His love for art started early, inspired by his mother, who used hand stitching and textiles to create pieces popular in her native Mexico. But Alvarez Gutierrez focuses on drawing, painting and anything 3D he can build from the ground up.

"Ever since I was a child, I was introduced to that, and I was encouraged to keep doing it, so it kind of morphed into this thing where I was like, well, I really like this and I want to do this for the rest of my life," Alvarez Gutierrez said.

Alvarez Gutierrez works out of a maker space called Mixxer, where he had a fellowship focusing on community outreach, helping underserved neighborhoods with opportunities. He created a space for kids to take and bring toys and sports equipment.

"Why not give kids like me that grew up without a lot of toys and without a lot of money the chance to have everything they want?" he said."Why not give kids like me that grew up without a lot of toys and without a lot of money the chance to have everything they want?" he said.

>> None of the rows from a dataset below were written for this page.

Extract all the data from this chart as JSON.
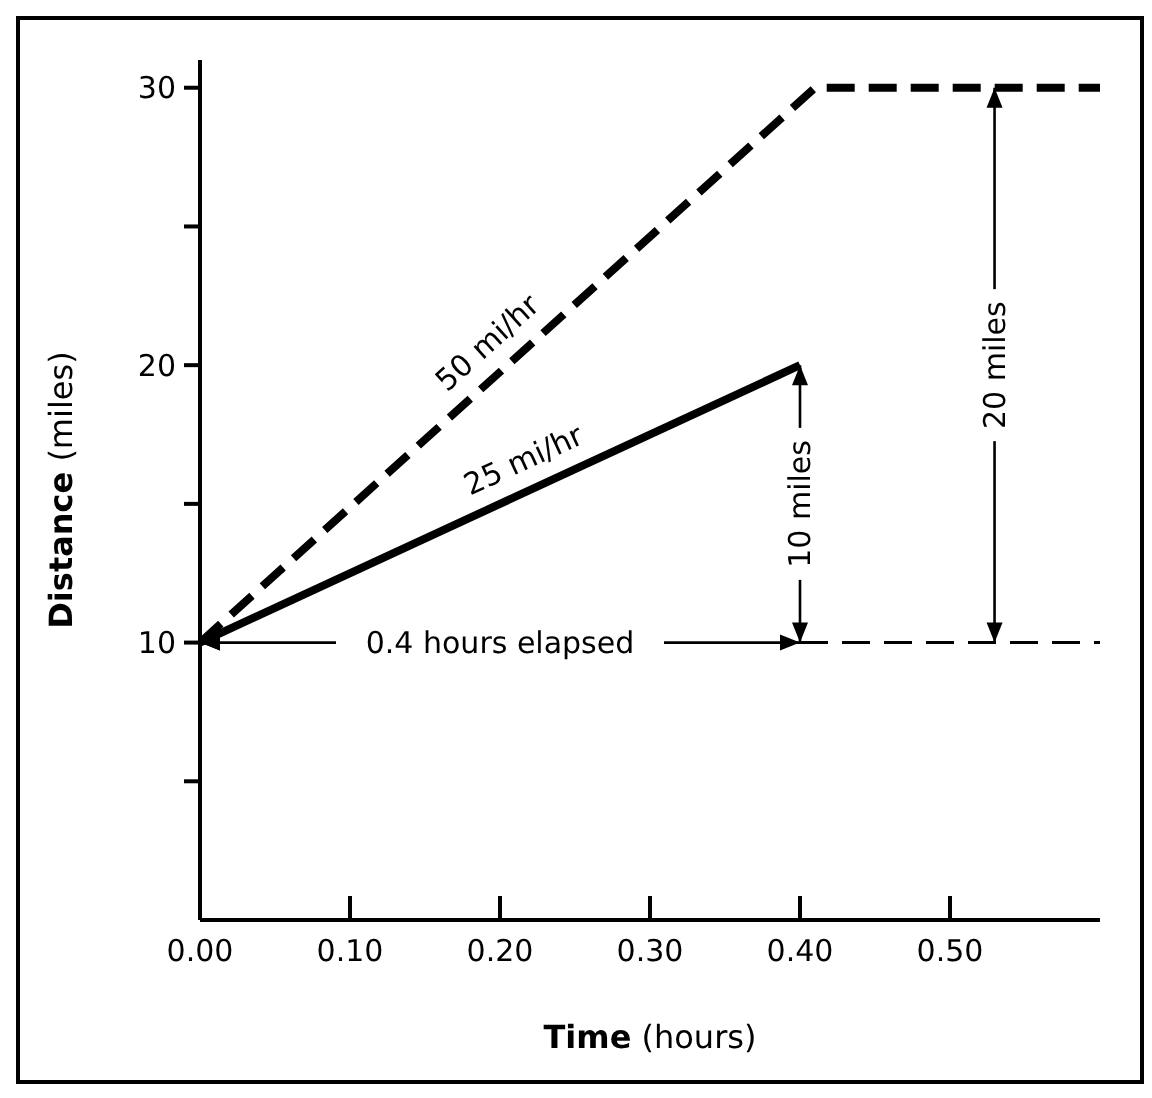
{
  "chart_data": {
    "type": "line",
    "xlabel": "Time (hours)",
    "ylabel": "Distance (miles)",
    "xlim": [
      0,
      0.6
    ],
    "ylim": [
      0,
      31
    ],
    "xticks": [
      {
        "value": 0,
        "label": "0.00"
      },
      {
        "value": 0.1,
        "label": "0.10"
      },
      {
        "value": 0.2,
        "label": "0.20"
      },
      {
        "value": 0.3,
        "label": "0.30"
      },
      {
        "value": 0.4,
        "label": "0.40"
      },
      {
        "value": 0.5,
        "label": "0.50"
      }
    ],
    "yticks": [
      {
        "value": 5,
        "label": null
      },
      10,
      {
        "value": 15,
        "label": null
      },
      20,
      {
        "value": 25,
        "label": null
      },
      30
    ],
    "grid": false,
    "marker": "none",
    "series": [
      {
        "color": "#000000",
        "line_style": "dashed",
        "x": [
          0,
          0.41,
          0.6
        ],
        "values": [
          10,
          30,
          30
        ]
      },
      {
        "color": "#000000",
        "line_style": "solid",
        "x": [
          0,
          0.4
        ],
        "values": [
          10,
          20
        ]
      },
      {
        "color": "#000000",
        "line_style": "dashed",
        "x": [
          0.4,
          0.6
        ],
        "values": [
          10,
          10
        ]
      }
    ],
    "annotations": [
      "50 mi/hr",
      "25 mi/hr",
      "0.4 hours elapsed",
      "10 miles",
      "20 miles"
    ]
  }
}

He created what he calls a community playbox during the height of the pandemic and put it just three minutes away from Mixxer in the Boston-Thurmond neighborhood, where he grew up and still lives, calling it a full-circle moment for himself.

"That one place where you have parents and children to come here and get certain resources and just because it’s a safer place and it’s almost dead center the Boston-Thurmond neighborhood, so what better place than here?" Alvarez Gutierrez said.

The playbox sits in the middle of the neighborhood inside the playground of Kimberly Park Elementary School. He worked with students as they used art to personalize the box itself.

"Having them create drawings and just little doodles and stuff they are very fond of and including that in here, I think that's the best way to go about it safely and to even have it memorialized with the playbox itself," he said.

Alvarez Gutierrez plans create more community playboxes around the Triad.